From Chapter One, Section 4 "Adversariality and Feminist Critics," pp. 7-8

     A concern about critical thinking and argument evaluation, as practiced by philosophers, is their adversarial nature. A prominent perception is that critical thinking is antagonistic, picky, and negative—that people are taught to defend and attack, to argue against opponents, to find strategies and tactics of argument, to buttress their own positions, to be sharp and engage in battles of the wits. There is a point to these criticisms, which have been stated by a number of feminist thinkers. Metaphors for argumentative practice are abundantly militaristic, as feminist analysts have pointed out and they seem all too readily to class differences in belief as battles of the wits. This being the case, one might be skeptical about the notion that through argument people could find common ground and a constructive response to conflict. It might be feared instead that arguing will be polarizing, antagonistic, and counter-productive. Some feminist critics have claimed that arguers seek mastery over others, attempting through their verbal facility and command of facts, to force others to change their minds.

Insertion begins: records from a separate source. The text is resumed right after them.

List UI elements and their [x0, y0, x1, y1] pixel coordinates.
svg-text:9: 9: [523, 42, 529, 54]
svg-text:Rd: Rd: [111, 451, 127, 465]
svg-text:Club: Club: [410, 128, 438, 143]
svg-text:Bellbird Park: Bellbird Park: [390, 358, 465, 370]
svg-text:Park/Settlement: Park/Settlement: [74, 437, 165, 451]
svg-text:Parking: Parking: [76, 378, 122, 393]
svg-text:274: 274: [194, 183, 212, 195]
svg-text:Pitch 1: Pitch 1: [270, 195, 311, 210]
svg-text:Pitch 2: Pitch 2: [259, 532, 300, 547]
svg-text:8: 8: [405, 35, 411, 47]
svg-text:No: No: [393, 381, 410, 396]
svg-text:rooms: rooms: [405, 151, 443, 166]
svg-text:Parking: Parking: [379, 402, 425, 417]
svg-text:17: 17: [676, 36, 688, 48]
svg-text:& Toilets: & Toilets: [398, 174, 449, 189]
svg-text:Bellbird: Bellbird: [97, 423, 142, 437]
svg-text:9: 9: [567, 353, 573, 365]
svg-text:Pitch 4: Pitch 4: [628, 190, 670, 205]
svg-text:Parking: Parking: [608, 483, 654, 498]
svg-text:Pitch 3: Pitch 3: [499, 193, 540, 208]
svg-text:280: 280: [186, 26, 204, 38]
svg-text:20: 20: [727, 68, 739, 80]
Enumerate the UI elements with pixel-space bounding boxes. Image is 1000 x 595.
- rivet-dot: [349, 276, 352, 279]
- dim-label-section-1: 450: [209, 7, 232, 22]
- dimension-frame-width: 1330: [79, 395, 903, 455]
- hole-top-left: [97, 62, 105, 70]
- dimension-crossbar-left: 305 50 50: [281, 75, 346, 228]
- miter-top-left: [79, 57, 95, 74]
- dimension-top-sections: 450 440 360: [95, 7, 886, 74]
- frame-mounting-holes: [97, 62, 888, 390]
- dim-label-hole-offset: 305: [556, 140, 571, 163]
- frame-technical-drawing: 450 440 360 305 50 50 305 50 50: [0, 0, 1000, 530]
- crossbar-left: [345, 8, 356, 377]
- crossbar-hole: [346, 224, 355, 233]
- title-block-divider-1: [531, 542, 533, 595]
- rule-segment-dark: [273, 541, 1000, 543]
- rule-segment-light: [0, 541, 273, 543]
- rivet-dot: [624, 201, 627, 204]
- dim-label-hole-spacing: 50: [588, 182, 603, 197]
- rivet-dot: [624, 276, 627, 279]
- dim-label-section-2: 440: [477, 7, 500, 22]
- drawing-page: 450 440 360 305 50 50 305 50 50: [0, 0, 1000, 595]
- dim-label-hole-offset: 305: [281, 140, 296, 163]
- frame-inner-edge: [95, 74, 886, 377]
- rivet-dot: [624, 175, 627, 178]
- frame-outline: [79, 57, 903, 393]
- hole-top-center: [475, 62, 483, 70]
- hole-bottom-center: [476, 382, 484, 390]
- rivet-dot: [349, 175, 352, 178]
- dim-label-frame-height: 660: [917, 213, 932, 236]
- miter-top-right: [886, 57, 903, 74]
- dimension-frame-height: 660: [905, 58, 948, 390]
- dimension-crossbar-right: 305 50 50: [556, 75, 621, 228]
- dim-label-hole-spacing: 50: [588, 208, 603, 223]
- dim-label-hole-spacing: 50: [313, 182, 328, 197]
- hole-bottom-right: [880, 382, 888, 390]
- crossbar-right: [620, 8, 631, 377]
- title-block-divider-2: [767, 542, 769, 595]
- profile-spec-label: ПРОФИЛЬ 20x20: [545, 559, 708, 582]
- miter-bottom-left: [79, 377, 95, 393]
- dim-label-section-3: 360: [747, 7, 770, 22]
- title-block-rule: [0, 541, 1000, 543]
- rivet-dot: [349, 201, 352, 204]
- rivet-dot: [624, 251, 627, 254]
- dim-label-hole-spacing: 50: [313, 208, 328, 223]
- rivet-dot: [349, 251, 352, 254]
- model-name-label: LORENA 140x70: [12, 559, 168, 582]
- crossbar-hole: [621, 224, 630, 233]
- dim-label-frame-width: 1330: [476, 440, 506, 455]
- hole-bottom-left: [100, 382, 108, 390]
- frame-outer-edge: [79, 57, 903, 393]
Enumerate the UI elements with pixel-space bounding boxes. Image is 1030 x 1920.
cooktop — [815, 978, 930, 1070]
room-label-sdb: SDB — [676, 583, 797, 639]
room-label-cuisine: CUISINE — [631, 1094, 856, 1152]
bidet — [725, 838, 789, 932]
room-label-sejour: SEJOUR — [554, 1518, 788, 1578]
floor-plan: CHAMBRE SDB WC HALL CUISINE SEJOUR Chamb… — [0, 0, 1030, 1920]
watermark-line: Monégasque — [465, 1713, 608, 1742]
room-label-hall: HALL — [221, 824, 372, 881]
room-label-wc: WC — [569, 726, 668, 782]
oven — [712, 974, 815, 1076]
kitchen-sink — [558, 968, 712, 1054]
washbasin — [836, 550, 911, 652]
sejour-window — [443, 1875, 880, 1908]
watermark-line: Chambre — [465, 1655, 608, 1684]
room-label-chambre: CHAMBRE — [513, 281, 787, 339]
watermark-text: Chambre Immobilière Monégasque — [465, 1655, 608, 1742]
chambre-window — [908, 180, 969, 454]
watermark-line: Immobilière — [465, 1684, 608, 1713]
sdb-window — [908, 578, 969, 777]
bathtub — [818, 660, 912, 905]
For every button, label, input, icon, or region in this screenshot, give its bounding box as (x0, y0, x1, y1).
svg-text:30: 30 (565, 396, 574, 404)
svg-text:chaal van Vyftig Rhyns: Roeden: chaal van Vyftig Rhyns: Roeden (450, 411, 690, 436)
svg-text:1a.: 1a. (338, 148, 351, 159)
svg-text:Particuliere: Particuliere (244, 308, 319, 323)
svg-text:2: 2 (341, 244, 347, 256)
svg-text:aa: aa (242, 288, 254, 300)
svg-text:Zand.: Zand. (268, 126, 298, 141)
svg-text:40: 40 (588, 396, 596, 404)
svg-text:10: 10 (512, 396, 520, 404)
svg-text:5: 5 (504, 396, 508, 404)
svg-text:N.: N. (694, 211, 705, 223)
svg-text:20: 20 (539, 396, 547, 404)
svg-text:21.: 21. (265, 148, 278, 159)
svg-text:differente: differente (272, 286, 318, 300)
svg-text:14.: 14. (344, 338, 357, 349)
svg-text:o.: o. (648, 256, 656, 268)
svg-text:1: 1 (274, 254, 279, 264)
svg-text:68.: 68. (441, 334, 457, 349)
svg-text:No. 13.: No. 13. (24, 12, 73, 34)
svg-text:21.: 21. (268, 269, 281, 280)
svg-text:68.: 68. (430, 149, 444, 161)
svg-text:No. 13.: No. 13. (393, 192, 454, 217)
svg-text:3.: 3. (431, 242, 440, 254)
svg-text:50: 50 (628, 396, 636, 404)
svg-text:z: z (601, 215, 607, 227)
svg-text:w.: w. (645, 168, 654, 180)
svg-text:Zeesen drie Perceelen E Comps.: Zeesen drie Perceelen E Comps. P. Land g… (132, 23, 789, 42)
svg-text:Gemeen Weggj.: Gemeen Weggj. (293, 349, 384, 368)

     The negative adversariality which so often accompanies argument is indeed a matter for concern. It has to be acknowledged that many people, including many philosophers, do argue in an adversarial, closed-minded, and virtually hostile way—and that this style of argument is unlikely to be of value in informing political practice so as to carefully establish common ground and socially reasoned political judgments. Training in critical thinking is immensely valuable in making us sensitive to ambiguities, fallacies, hasty inferences, and problematic premises. But if our responses to others are primarily defensive and negative, serving only to protect our own beliefs from "attack," then their usefulness as tools for building reasonable common ground will be limited.

     We can respond to the adversariality issue in two stages. First of all it is crucial to note that in addition to the adversarial, even militaristic aspects of much argumentative practice, there are other aspects of argumentative practice expressive of respect for persons and other minds. To argue one’s point may seem closed-minded in implying that one is right and has to bring others around. But if we look more closely, we see something else in argument: the bringing forward of evidence and reasons in an effort to rationally persuade another person that the conclusion claim is acceptable. The other person is addressed as a rational being, as a person with beliefs and values of his own, as one who thinks and is capable of changing his beliefs on the basis of reasons and evidence. To present someone with an argument is to attend to his or her mind and thinking processes and to do so in a non-manipulative way. It is to honestly acknowledge differences of opinion and belief, not to skirt over them, hide them, or seek to avoid them by using slogans, loaded terminology, or visual imagery instead of argument. To present others with arguments is to show respect for them as autonomous thoughtful people.

     Contrary to what some feminists have alleged, rational persuasion is not in essence coercive: the other party is always free to reject premises and conclusions. No argument or arguer will force anyone to change her mind. She will change her mind, if at all, because she is convinced or persuaded. Disagreement is openly and honestly acknowledged and respectfully attended to. Thus the attempt to persuade by argument is not manipulative in nature. To present others (and, on occasions, ourselves) with arguments is to invite reflection and provide some of the material for it. When arguments are put forward in a polite, non-hostile way, in reasonable tones and without epithets and insults, back-and-forth, argument need not be confrontational and aggressive. We can argue for a claim without arguing against a person. There are non-adversarial aspects of argument. And there are non-adversarial metaphors for argument—arguments may help us build a case, explore a topic, or think through a problem. Evaluating arguments may lead us to change our own minds; a critical analysis of someone else’s case is not, by definition, a negative one.